What You Need to Know About the New Healthcare Plan
The Affordable Care Act passed in 2010 passes sweeping healthcare reform and regulations and employers need to be aware of the numerous deadlines imposed by the law. A few of the more notable deadlines include (but are not limited to) the following:
2010
In 2010, small businesses (those with 25 or fewer employees) may be eligible for a tax credit of up to 35 percent of employer health insurance costs. The actual amount varies based on employer size and employees' average income.
2011
Effective January 1, 2011, reimbursements from flexible spending accounts (FSAs) and health reimbursement accounts cannot be made for any medicine obtained without a prescription.

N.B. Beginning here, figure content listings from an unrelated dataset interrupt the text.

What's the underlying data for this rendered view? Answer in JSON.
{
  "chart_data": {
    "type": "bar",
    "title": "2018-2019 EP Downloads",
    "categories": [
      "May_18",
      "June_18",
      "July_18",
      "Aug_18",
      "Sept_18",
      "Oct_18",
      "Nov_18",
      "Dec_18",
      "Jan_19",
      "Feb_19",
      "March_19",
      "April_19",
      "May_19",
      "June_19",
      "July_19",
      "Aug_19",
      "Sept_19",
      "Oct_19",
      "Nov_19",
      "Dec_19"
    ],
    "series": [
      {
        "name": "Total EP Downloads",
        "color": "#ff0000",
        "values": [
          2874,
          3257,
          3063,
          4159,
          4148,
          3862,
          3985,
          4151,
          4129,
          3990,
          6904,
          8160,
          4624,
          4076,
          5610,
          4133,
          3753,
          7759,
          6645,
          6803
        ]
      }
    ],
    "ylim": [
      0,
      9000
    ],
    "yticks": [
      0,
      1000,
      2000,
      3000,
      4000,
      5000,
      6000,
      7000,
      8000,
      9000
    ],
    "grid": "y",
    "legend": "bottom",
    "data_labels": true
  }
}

Also effective January 1, 2011, employers will be required to permit employees who desire to participate in the new federal long-term care insurance option, known as the Community Living Assistance Services and Supports (CLASS) program, to make contributions by means of a payroll deduction.
2012
In 2012, covered employers will be required to submit reports on the quality of care in their health care plans to the U.S. Department of Health and Human Services, in addition to providing plan participants with a uniform summary of benefits (based on standards developed by the U.S. Department of Health and Human Services).
2013
Caps on the amount that can be directed to flexible spending accounts (FSAs) will kick in as of January 1, 2013. FSAs will be capped at $2,500 per employee. The $2,500 limit will be indexed for inflation for years after 2013.
Medicare taxes increase as of January 1, 2013. Costs for retiree drug expenses for which subsidies are received, cease to be deductible for the plan sponsor and also become taxable on that date.
2014
Auto enrollment must be available for employees of employers with more than 200 full-time employees.
Penalties on employers with more than 50 employees will be imposed if employers do not offer health coverage and have at least one full-time employee receiving a subsidy for health care coverage. Other penalties apply to employers that offer health coverage if at least one full-time employee receives a subsidy.
Employers must offer a free choice voucher for qualifying employees whose premium share for the employer health care plan falls between 8 to 9.8 percent of the employee’s household income.